Marianne is a supernatural medium who can speak to the dead, but when she receives a mysterious phone call calling her to an abandoned hotel on the outskirts of Krakow, Poland, her talents are truly put to the test. When Marianne arrives at the resort, the only residents she meets are tormented lost souls and an invisible monster that forces Marianne to wrestle with her past. The medium’s narrative starts out promising, but quickly loses steam. Marianne doesn’t have a lot of personality and is little more than a cipher to move the plot forward. Additionally, certain details are hard to keep track of, and the medium’s few interesting twists and turns (towards the end of the game) feel undeserved.
It’s unfortunate that The Medium’s narrative doesn’t shine because a solid story dragged me through the uninspired gameplay. While Marianne communicates with the dead, she occasionally has to solve simple puzzles, e.g. For example, divert power to a car lift or find the missing parts on a broken mirror. Unfortunately, only a small handful of these puzzles ask the player to look for clever solutions. For example, I enjoyed looking for clues around me to decipher the passcode for a locked door, but most of the time I felt like I was doing grunt work and lugging random items from one end of the area to the other, so I could put them back where they obviously belong.
The only unique element of the medium is dealing with the spiritual realm. At certain points in the story, Marianne inhabits the real world and the spirit world at the same time. During these sequences, the screen splits in half to show Marianne’s position in each area. A space that is blocked in the real world can be open in the spiritual realm, which encourages you to carefully explore both realities and find a way forward. This is a nice idea, and I enjoyed manipulating objects in one area to affect the other. But even in the mental realm, most of the puzzles boil down to putting objects back in their proper place. The realm of the ghosts is also incredibly monotonous, and its overtly grotesque design has diminished my enthusiasm for crossing realities. I love a good, creepy atmosphere, but the medium’s environments are just grotesque environments made of human skin and not places of terrorism.
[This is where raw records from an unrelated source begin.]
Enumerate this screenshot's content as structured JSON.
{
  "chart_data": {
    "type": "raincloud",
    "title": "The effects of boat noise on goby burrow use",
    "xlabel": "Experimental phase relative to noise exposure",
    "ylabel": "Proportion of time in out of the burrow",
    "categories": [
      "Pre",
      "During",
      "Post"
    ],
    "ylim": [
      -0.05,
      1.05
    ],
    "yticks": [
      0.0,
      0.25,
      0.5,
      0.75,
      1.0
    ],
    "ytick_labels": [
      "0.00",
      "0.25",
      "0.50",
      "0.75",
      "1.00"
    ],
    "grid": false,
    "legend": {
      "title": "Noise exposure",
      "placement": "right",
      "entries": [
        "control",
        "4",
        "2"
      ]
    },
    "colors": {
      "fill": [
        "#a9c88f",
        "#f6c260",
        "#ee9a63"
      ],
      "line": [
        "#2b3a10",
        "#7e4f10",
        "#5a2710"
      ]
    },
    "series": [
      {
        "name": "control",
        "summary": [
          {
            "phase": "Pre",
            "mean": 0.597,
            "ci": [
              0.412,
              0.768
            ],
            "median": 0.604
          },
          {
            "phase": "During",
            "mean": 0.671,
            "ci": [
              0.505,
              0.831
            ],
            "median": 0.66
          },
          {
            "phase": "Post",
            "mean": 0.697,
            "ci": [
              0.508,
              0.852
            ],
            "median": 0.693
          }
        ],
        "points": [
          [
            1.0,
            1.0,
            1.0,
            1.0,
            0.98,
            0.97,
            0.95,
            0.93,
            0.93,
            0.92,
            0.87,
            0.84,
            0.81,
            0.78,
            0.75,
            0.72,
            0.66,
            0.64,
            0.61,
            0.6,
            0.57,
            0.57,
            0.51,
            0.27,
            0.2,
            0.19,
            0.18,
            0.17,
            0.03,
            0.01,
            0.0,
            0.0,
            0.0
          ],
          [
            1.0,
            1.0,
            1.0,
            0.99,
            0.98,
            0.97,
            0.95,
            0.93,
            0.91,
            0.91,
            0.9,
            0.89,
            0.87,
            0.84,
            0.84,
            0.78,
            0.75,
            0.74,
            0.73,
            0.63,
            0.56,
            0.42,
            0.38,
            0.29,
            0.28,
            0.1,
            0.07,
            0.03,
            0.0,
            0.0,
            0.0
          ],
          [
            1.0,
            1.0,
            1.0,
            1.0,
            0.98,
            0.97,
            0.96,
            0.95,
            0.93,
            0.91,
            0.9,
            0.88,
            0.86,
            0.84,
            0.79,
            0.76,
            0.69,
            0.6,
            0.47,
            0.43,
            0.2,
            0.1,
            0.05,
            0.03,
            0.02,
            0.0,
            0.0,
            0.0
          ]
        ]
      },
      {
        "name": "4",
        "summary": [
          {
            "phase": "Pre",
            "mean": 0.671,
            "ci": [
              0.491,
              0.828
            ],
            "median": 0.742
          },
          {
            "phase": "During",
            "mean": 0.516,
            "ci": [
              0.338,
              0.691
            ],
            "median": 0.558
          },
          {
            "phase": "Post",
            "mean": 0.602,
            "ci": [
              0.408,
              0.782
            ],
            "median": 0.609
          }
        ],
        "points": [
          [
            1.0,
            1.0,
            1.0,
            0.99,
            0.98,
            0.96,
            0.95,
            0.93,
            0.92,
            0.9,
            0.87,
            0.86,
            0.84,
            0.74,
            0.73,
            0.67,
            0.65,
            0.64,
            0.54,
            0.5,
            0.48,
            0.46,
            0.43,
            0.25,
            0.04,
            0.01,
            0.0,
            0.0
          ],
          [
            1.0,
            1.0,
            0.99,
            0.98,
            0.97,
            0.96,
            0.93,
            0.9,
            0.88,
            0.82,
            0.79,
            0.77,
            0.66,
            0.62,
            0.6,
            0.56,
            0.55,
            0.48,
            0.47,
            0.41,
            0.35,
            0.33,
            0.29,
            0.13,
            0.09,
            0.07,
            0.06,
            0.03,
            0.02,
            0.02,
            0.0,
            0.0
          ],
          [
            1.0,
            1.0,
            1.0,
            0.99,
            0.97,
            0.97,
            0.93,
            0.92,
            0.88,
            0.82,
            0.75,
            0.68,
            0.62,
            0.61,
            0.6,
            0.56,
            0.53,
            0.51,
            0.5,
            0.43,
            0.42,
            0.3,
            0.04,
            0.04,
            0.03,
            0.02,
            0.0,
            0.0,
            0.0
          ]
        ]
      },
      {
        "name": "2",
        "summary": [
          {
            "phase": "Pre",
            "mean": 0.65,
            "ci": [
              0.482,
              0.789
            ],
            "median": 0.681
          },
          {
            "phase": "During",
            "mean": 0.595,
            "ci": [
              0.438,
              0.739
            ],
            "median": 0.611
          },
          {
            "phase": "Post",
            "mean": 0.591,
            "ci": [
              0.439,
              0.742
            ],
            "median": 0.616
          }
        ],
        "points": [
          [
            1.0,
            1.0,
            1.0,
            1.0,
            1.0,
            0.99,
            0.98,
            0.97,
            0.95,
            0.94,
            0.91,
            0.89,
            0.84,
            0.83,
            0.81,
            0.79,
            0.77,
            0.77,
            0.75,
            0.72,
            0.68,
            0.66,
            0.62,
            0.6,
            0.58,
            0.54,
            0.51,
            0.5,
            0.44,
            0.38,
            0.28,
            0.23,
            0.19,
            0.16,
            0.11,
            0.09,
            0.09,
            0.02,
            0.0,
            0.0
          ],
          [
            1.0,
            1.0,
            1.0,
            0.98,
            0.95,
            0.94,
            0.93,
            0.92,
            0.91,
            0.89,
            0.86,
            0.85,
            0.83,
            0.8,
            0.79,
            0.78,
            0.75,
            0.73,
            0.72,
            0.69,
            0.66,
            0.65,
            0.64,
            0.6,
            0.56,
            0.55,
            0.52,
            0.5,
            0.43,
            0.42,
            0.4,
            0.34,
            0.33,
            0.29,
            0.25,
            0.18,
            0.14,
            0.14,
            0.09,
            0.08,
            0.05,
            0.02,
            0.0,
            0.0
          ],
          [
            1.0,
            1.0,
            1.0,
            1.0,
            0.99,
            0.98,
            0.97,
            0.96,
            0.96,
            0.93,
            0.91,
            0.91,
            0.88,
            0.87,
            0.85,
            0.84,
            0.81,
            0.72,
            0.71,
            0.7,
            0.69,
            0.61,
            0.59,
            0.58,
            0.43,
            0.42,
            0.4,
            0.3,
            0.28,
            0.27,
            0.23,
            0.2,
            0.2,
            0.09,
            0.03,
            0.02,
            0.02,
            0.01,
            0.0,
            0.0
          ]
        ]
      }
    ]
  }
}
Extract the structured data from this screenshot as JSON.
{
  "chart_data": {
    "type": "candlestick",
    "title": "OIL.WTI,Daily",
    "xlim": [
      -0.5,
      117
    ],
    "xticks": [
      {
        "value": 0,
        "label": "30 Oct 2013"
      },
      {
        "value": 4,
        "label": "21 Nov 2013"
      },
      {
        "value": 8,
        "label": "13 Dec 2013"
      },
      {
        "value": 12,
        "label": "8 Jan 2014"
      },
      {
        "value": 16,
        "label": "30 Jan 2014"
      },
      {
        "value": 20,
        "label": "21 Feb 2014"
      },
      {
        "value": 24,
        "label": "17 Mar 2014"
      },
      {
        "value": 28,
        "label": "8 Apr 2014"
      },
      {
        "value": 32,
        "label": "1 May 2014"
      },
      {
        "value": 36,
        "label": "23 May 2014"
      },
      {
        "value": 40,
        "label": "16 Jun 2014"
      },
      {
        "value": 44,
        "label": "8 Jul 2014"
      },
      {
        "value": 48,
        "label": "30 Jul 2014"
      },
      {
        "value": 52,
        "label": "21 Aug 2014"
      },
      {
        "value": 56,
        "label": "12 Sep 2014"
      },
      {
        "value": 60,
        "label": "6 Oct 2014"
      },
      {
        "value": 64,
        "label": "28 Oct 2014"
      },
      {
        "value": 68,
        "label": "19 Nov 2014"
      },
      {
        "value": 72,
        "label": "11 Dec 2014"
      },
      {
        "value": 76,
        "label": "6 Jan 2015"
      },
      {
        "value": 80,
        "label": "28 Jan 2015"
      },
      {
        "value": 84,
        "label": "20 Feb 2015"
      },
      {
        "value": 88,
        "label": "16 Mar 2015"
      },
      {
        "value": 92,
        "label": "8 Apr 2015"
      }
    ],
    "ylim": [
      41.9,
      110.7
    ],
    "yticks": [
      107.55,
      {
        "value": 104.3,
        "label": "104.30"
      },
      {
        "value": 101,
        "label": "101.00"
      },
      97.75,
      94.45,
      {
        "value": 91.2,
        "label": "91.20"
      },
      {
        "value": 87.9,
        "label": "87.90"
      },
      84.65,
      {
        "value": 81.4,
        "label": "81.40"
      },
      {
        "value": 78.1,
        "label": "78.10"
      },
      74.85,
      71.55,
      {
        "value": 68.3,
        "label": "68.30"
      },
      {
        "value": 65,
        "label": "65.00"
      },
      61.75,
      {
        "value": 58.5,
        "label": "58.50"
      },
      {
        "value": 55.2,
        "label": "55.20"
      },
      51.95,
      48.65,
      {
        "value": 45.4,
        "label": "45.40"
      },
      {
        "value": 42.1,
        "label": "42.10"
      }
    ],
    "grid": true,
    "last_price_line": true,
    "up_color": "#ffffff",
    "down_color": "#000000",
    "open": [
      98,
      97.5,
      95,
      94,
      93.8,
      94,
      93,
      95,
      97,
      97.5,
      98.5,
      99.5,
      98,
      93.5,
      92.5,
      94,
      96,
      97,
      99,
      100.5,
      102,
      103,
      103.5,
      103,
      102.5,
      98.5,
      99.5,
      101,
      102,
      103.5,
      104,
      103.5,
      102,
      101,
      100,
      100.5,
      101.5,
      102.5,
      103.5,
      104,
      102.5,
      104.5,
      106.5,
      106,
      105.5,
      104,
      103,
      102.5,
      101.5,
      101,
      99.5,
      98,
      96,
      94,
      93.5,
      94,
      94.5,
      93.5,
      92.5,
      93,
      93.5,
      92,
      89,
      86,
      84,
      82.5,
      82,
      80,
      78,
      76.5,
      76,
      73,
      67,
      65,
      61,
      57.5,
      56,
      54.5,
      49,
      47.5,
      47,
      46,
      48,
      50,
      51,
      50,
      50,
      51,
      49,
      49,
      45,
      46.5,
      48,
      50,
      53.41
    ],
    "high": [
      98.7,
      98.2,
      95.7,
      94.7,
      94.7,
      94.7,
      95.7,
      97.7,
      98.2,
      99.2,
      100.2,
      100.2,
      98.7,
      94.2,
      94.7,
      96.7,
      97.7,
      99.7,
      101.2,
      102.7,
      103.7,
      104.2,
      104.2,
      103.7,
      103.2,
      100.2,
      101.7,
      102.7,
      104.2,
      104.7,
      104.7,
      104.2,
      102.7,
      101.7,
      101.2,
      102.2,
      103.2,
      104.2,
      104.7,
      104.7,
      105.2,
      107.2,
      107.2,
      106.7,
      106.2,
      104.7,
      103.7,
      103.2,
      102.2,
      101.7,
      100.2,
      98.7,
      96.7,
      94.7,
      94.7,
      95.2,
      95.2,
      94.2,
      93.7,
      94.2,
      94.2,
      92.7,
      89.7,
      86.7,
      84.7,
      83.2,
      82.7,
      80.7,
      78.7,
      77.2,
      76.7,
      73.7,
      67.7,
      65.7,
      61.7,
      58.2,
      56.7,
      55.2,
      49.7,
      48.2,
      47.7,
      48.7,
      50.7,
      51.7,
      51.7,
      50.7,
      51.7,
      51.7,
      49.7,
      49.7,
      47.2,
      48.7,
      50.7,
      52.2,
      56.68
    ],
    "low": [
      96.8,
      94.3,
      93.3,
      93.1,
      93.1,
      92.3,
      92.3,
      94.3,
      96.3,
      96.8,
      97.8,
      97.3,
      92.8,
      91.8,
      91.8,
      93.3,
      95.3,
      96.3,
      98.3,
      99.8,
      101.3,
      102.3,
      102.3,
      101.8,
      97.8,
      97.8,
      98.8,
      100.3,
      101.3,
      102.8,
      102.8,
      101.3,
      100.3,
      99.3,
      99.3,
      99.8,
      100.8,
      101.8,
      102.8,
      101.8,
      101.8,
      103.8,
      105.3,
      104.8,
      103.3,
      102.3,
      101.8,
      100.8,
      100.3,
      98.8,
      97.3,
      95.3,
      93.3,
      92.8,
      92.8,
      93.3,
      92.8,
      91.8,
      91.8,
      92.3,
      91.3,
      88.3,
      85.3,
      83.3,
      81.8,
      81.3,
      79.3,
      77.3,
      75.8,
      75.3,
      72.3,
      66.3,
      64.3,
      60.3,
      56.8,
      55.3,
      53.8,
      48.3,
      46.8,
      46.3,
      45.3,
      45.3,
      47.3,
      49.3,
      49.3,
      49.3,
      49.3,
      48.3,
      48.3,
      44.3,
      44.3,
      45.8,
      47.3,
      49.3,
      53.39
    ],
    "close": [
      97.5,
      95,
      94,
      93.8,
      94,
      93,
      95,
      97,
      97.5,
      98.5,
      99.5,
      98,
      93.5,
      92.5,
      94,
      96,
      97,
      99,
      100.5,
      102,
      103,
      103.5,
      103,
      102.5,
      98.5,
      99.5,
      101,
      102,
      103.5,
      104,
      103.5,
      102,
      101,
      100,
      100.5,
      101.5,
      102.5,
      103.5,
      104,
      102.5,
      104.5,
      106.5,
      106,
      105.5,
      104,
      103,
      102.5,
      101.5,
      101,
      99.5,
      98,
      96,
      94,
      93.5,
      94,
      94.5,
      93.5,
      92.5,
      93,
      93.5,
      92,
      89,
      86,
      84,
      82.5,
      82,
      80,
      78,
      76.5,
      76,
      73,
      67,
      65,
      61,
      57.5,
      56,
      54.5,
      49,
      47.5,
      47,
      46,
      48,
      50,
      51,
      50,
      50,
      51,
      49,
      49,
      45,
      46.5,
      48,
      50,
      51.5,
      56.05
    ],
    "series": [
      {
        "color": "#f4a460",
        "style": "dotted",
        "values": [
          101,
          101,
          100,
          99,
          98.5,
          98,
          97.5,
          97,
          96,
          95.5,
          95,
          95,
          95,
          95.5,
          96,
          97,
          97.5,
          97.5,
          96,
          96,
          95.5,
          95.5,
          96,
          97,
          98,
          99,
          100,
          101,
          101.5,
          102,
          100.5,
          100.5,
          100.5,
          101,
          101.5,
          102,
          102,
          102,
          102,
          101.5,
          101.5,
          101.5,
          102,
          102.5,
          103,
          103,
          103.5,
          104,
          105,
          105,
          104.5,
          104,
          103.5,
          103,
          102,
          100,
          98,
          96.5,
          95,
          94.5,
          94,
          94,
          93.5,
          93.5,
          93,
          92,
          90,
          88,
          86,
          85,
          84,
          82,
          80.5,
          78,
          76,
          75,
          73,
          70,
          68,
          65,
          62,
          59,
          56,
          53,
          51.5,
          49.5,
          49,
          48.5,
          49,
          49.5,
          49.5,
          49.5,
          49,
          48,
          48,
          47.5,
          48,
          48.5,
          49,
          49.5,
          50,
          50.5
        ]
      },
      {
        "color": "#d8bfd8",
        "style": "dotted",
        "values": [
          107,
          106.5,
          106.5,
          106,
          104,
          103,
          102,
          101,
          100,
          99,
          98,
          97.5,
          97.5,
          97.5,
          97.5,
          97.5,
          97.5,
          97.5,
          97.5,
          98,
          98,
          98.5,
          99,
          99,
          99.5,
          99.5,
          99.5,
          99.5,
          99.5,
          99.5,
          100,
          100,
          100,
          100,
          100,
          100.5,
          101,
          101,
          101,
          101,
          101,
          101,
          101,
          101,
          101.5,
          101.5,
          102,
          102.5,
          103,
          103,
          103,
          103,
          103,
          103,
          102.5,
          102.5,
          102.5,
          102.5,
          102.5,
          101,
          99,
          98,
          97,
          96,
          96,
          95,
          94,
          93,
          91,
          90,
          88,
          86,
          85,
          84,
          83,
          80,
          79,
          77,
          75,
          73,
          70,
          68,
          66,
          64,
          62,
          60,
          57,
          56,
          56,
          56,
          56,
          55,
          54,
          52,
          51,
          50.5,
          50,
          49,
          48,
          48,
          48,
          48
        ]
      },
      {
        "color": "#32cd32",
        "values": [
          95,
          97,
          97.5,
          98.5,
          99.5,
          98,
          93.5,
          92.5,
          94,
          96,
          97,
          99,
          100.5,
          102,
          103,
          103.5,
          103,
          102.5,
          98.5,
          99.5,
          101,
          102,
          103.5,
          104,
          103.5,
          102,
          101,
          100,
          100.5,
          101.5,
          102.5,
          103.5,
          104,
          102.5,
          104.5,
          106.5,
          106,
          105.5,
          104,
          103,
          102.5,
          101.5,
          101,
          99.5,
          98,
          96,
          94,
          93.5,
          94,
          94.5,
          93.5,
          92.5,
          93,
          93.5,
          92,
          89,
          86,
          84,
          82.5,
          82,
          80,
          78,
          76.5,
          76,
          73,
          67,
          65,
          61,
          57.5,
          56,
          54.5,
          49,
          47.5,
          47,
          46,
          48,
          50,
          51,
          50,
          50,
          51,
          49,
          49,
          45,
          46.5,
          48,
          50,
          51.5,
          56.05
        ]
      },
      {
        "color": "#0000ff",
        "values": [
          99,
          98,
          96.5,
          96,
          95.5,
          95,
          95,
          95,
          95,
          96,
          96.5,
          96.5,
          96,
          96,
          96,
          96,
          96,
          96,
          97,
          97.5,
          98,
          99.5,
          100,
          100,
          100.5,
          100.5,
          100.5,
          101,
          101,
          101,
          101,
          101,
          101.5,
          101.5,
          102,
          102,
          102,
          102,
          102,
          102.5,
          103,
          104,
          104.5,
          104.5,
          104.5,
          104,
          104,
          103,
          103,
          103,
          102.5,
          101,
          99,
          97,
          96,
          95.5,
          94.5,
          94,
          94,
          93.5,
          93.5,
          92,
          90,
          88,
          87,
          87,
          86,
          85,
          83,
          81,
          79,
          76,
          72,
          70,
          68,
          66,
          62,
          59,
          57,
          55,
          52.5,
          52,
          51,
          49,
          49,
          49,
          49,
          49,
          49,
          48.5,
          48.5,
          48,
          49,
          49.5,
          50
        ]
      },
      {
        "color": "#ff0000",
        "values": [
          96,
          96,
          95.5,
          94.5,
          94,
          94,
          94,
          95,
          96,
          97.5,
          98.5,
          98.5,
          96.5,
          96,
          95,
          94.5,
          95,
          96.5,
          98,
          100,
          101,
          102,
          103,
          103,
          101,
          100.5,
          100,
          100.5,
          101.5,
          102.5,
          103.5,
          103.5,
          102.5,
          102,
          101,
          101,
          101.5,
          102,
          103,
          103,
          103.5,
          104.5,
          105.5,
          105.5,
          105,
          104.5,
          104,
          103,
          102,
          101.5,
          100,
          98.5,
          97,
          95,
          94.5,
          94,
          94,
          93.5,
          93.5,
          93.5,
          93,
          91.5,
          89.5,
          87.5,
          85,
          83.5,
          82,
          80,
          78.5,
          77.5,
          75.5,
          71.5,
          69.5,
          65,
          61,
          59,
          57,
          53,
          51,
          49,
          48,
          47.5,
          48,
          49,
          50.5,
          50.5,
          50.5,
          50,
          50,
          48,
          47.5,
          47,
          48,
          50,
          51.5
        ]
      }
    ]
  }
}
Like many modern horror games, The Medium eschews traditional combat mechanics to heighten fear – but that’s not enough to add tension. The medium sets the stage for some daunting moments, but often doesn’t deliver results. For example, Marianne occasionally comes across a powerful animal that forces her to either run or hide. These moments seem exciting at first, but the monster is so easy to get around that it quickly no longer feels like a threat. The stealth sequences are especially disappointing because they’re so linear that there’s no question of where to hide yourself. These moments are more like tests of patience waiting for the monster to move on so you can sneak your way to the next hiding place.
Some of the best horror games of the last decade have offered non-combat horrors. After all, abandoned buildings are scarier when you can’t push back against the shadows. The medium’s lack of struggle, however, underscores the challenge of creating a horror experience in the atmosphere and puzzles. The idea of exploring split realities is neat, but the Bloober team needed another gameplay hook to hang their hat on as this horror show is a bit flat.